Für den Wandel in der Kontinuität
von Frank Lisson

Mit Edmund Burke starb am 9. Juli 1797 ein brillanter Denker und Politiker, der bis heute als "mißverständlich" und "umstritten" gilt. Dieses Urteil rührt daher, daß sich Burke in keines der bestehenden politischen Denkmodelle so recht einordnen läßt. Weil er liberales und konservatives Denken beinahe eklektisch miteinander verband - denn nur in dieser Kombination sah er die Stabilität des englischen Staates gewährleistet -, wurde seit jeher, vor allem außerhalb Englands, versucht, ihn sowohl für die eine als auch für die andere Seite politisch zu vereinnahmen.
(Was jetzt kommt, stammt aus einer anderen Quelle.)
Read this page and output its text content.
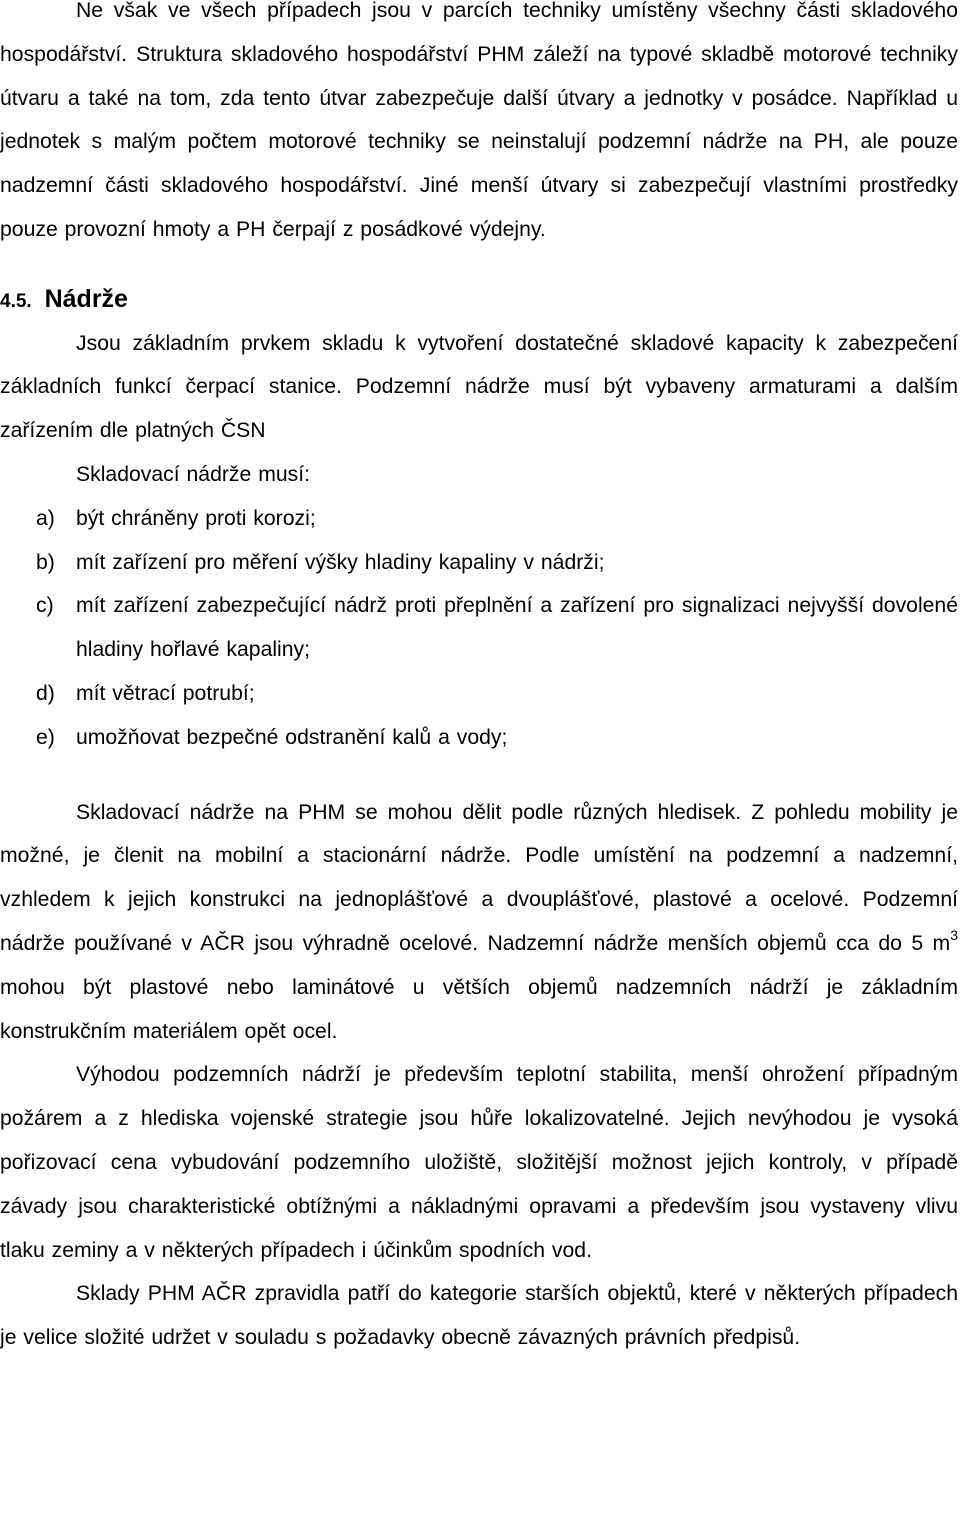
Ne však ve všech případech jsou v parcích techniky umístěny všechny části skladového hospodářství. Struktura skladového hospodářství PHM záleží na typové skladbě motorové techniky útvaru a také na tom, zda tento útvar zabezpečuje další útvary a jednotky v posádce. Například u jednotek s malým počtem motorové techniky se neinstalují podzemní nádrže na PH, ale pouze nadzemní části skladového hospodářství. Jiné menší útvary si zabezpečují vlastními prostředky pouze provozní hmoty a PH čerpají z posádkové výdejny.

4.5. Nádrže

Jsou základním prvkem skladu k vytvoření dostatečné skladové kapacity k zabezpečení základních funkcí čerpací stanice. Podzemní nádrže musí být vybaveny armaturami a dalším zařízením dle platných ČSN

Skladovací nádrže musí:
a) být chráněny proti korozi;
b) mít zařízení pro měření výšky hladiny kapaliny v nádrži;
c) mít zařízení zabezpečující nádrž proti přeplnění a zařízení pro signalizaci nejvyšší dovolené hladiny hořlavé kapaliny;
d) mít větrací potrubí;
e) umožňovat bezpečné odstranění kalů a vody;

Skladovací nádrže na PHM se mohou dělit podle různých hledisek. Z pohledu mobility je možné, je členit na mobilní a stacionární nádrže. Podle umístění na podzemní a nadzemní, vzhledem k jejich konstrukci na jednoplášťové a dvouplášťové, plastové a ocelové. Podzemní nádrže používané v AČR jsou výhradně ocelové. Nadzemní nádrže menších objemů cca do 5 $m^3$ mohou být plastové nebo laminátové u větších objemů nadzemních nádrží je základním konstrukčním materiálem opět ocel.

Výhodou podzemních nádrží je především teplotní stabilita, menší ohrožení případným požárem a z hlediska vojenské strategie jsou hůře lokalizovatelné. Jejich nevýhodou je vysoká pořizovací cena vybudování podzemního uložiště, složitější možnost jejich kontroly, v případě závady jsou charakteristické obtížnými a nákladnými opravami a především jsou vystaveny vlivu tlaku zeminy a v některých případech i účinkům spodních vod.

Sklady PHM AČR zpravidla patří do kategorie starších objektů, které v některých případech je velice složité udržet v souladu s požadavky obecně závazných právních předpisů.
Dabei übersahen aber Liberale wie Konservative häufig, daß Burkes Denken und Wirken kein prinzipiell allgemeingültiges war, sondern sich in erster Linie streng an den politischen Verhältnissen und Traditionen Englands orientierte, weshalb es nicht so einfach auf die kontinentaleuropäischen Gegebenheiten übertragbar war.

Burke wurde am 12. Januar 1729 als Sohn eines protestantischen Anwalts und einer katholischen Mutter in Dublin geboren. Von seiner irischen und bürgerlichen Herkunft her keineswegs prädestiniert, zu einem der einflußreichsten politischen Autoren des 18. Jahrhunderts aufzusteigen, hatte Burke früh gelernt, sich auf der Bühne des politischen Meinungskampfes zu behaupten und sich der antiirischen Vorurteile zu erwehren. Obwohl er sich später immer als englischer Politiker fühlte, vergaß er seine Heimat nie. Stets hat er sich um die staatsbürgerliche Gleichstellung der irischen Katholiken bemüht und sich in mehreren seiner Schriften für irische Angelegenheiten eingesetzt.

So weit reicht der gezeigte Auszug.